Mais il n'a pas de fils.
À l'Opéra de Munich, le 6 janvier, pendant que sur scène les chanteurs interprètent
Pourquoi faut-il ainsi que toujours devant lui un défi nouveau se présente, alors qu'il vient d'atteindre un sommet ?
Il se penche vers Joséphine.
Il a décidé, dit-il, de faire célébrer au plus tôt le mariage d'Eugène, le fils de Joséphine, avec Augusta, la fille du roi de Bavière.
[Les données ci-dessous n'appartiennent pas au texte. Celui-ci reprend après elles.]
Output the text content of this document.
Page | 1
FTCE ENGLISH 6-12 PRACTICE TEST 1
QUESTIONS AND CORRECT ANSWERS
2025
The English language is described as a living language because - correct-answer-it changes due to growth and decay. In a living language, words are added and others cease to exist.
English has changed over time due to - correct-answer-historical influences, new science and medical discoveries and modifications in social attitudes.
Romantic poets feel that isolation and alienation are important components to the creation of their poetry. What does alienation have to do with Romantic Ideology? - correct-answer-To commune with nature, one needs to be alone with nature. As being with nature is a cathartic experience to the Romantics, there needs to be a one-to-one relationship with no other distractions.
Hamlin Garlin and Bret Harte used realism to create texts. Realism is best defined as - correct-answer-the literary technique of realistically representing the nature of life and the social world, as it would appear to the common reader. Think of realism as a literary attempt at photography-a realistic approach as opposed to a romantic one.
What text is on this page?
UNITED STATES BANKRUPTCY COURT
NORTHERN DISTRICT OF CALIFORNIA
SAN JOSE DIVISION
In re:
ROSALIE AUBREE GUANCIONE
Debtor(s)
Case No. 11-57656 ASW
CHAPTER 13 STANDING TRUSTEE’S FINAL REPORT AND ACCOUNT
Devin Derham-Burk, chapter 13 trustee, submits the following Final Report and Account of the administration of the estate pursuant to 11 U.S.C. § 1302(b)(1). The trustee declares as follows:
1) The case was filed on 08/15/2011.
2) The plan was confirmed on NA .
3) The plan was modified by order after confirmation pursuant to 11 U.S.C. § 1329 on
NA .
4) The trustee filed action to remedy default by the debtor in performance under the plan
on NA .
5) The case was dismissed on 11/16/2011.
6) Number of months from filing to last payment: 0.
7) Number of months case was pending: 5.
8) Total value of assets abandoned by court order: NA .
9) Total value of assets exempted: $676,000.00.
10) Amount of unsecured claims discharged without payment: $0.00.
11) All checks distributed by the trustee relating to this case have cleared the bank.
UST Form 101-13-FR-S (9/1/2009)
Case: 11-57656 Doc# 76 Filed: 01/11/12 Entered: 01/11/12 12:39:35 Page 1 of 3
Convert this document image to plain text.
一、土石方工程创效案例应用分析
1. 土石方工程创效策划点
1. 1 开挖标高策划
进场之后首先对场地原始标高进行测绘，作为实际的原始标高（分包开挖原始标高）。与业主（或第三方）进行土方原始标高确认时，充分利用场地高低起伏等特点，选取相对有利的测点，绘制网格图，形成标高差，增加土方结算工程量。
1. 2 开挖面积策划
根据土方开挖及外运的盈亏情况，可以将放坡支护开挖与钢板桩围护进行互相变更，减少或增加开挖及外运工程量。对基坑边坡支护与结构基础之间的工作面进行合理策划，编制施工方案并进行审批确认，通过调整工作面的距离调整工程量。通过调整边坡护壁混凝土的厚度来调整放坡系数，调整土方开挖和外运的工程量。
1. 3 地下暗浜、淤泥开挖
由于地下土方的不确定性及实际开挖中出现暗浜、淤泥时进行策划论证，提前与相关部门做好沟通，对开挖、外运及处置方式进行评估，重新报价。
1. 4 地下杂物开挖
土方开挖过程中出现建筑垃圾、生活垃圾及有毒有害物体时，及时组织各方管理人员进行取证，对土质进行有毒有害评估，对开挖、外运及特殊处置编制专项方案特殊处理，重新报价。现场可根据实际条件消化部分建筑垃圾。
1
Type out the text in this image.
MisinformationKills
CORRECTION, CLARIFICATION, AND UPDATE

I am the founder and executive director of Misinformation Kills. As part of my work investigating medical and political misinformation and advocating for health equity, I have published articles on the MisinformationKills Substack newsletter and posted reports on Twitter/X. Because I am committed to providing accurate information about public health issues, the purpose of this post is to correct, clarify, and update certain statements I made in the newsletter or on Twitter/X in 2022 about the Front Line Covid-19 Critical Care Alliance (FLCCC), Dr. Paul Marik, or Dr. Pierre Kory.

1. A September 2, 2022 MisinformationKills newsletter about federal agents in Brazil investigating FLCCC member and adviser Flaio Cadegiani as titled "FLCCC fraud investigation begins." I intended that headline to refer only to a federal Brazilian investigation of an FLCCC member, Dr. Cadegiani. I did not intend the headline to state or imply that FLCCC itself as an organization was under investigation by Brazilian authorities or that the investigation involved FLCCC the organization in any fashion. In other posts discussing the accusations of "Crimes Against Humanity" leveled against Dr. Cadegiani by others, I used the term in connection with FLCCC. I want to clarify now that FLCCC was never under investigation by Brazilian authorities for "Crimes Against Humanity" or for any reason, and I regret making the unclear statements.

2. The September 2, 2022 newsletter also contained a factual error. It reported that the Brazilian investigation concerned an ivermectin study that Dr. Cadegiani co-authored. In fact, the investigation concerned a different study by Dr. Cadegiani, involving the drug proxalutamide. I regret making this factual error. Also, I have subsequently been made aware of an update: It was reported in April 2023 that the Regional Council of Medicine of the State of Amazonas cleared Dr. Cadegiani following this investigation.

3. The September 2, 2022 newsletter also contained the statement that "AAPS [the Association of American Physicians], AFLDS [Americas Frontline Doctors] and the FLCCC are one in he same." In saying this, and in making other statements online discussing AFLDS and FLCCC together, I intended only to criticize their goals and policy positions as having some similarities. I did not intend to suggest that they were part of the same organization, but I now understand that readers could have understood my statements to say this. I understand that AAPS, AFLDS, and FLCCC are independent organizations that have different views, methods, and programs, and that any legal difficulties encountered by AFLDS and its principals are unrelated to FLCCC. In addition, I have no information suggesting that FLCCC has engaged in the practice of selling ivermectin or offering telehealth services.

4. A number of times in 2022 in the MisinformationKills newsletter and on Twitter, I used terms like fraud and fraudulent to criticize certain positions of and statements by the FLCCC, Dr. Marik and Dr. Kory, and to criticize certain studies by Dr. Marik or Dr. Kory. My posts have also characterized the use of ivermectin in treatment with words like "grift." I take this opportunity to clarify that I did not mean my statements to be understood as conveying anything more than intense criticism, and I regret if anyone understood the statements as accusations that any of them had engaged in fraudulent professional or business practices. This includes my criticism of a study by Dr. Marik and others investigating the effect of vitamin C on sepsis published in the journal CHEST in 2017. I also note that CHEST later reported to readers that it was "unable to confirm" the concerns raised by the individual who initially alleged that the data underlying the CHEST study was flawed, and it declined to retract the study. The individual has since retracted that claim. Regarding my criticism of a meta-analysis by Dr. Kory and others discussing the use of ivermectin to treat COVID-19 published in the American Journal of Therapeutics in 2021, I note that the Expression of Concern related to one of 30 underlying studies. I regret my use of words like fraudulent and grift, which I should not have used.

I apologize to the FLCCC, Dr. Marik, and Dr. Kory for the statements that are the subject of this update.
Ce sera un premier nœud dans cette toile qu'il compte tisser d'un bout à l'autre de l'Europe, comme Charlemagne. Il adoptera Eugène tout en l'excluant de la succession du trône de France. Et, plus tard, il choisira l'un ou l'autre de ses frères pour occuper les trônes d'Europe. À Naples, pourquoi pas Joseph ? Parce qu'il faut en finir avec ces Bourbons, ce roi et cette reine de Naples qui pactisent avec les Anglais. La reine de Naples Marie-Caroline, n'est-elle pas la sœur de Marie-Antoinette ? N'a-t-elle pas déclaré à l'ambassadeur de France qu'elle souhaitait que le royaume de Naples fût l'allumette qui déclencherait l'incendie qui détruirait l'Empire français ? Marie-Caroline de Naples va découvrir qu'on se brûle les doigts, à jouer avec le feu.
Napoléon se lève. Il n'attend pas la fin de l'opéra, il rentre au palais royal. Il doit agir vite. Le temps manque toujours.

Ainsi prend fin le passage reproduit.